ここまで初めての感覚を何度も連続して経験するなんて、赤子の時以来だろう。
当時のことは覚えてないが、それなりに毎日が楽しかった気がする。
いつからだろう。寒さを感じるようになったのは。
結構歩いてきた。やはり長時間歩くとのどが渇く。
空を見上げても雨粒一つ落ちてこない。
「のどが渇いた。」
そんなことを呟くと突然雨が降ってきた。雨なんてものじゃない。土砂降りだ。強風の所為で、横から殴るように雨粒が襲ってくる。
痛い。
ずっとだ。
ずっと殴られてきた。
ずっと。ずっと。
ずっとずっとずっとずっとずっとずっとずっとずっとずっとずっとずっとずっとずっとずっとずっとずっとずっとずっとずっとずっとずっとずっとずっとずっとずっとずっとずっとずっとずっとずっとずっとずっとずっとずっとずっとずっとずっとずっとずっとずっとずっとずっとずっとずっとずっとずっとずっとずっとずっとずっとずっとずっとずっとずっとずっとずっとずっとずっとずっとずっとずっとずっとずっとずっとずっとずっとずっとずっとずっとずっとずっとずっとずっとずっとずっとずっと
ずっと。
嫌な事を思い出した。
足に力が入らない。
ついに無理をしたつけが回ってきた。
もう彼女とは会えないかもしれない。
せめて屋根のあるところまで行こうと、最後の力を振り絞り、何とか体を引っ張っていった。

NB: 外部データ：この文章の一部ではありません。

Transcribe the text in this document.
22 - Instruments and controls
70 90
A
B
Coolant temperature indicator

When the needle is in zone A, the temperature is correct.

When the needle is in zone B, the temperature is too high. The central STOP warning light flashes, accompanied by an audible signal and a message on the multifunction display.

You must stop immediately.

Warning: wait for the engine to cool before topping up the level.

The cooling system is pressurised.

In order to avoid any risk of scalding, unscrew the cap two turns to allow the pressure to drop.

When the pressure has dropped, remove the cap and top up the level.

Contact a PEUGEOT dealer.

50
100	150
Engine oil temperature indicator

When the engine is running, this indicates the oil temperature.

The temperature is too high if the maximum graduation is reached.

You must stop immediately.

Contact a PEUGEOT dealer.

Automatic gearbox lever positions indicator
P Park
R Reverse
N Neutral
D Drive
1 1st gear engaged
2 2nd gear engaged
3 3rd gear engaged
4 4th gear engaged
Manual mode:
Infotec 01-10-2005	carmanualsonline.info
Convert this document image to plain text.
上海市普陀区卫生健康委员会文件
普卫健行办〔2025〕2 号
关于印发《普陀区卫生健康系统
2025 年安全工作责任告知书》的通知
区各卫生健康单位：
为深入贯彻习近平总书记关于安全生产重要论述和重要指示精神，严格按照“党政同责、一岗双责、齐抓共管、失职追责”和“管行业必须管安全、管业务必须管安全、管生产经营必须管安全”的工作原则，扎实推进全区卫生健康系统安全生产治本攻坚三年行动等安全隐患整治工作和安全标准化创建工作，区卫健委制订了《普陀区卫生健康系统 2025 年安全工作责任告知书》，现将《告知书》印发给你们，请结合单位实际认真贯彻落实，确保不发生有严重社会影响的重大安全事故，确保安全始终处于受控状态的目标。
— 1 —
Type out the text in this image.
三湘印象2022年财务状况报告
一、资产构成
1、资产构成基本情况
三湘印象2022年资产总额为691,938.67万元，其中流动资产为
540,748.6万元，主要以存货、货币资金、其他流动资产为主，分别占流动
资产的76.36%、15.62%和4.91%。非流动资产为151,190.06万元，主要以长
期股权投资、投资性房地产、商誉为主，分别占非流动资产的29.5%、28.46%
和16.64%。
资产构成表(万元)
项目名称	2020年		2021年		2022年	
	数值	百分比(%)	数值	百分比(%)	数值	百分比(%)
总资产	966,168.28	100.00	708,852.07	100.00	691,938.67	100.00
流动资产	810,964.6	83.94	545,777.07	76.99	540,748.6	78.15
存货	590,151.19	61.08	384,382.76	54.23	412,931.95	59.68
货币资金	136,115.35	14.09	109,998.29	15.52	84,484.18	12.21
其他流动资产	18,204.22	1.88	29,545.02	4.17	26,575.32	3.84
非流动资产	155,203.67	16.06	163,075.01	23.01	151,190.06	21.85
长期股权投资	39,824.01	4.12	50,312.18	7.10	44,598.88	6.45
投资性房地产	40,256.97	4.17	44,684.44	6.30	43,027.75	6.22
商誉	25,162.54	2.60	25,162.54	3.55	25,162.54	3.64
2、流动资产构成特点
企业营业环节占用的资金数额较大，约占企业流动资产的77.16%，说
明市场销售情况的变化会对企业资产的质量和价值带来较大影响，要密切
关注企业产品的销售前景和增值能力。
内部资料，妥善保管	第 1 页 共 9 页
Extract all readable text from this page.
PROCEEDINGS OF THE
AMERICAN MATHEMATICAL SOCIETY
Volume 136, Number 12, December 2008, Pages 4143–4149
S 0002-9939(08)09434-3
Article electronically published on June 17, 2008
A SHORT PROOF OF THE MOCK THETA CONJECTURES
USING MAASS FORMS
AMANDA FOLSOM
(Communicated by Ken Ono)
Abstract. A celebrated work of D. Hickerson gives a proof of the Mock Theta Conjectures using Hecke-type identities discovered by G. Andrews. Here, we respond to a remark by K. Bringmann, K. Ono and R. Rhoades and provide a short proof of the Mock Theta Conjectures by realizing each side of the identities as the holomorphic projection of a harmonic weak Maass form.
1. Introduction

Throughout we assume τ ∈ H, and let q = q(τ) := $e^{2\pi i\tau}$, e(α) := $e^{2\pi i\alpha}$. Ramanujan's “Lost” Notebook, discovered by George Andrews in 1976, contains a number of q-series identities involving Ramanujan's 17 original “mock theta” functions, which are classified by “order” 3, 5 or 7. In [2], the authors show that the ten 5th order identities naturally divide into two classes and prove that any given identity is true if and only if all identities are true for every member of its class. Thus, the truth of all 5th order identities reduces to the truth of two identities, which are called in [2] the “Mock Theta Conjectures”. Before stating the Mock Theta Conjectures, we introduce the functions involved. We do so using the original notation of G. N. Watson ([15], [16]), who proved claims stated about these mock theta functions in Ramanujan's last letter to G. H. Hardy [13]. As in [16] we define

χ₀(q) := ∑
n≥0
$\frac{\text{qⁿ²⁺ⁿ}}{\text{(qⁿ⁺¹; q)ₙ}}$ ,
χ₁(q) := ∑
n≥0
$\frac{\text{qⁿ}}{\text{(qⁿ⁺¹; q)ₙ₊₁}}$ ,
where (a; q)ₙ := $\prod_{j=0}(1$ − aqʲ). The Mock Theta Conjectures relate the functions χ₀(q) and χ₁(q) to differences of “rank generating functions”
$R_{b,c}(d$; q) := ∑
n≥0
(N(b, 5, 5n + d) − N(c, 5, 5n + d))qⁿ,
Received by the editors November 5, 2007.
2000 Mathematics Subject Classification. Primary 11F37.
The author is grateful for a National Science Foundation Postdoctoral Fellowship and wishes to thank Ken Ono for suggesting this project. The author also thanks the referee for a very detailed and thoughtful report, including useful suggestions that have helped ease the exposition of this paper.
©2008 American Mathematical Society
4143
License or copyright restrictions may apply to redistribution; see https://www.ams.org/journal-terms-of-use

近くに建物が見えたのでそこまでは耐えることができた。
俺はすぐさま倒れこんだ。でもさっきと違ってちゃんと意識はある。
今度は休むように壁に寄り掛かった。
ちゃんと休むように。休んでもう一度彼女に会えるように。
よく見るととても汚い建物だった。かすかにたばこと書いてあるが、ずいぶん汚れているし、何よりとても傷んでいる。
おそらく、長いこと空き家なのだろう。
ここなら誰も来ることはなさそうだ。
濡れた服がこびりついて不快だ。
とても寒い。
俺は雪山の遭難者のように眠りに落ちてしまった。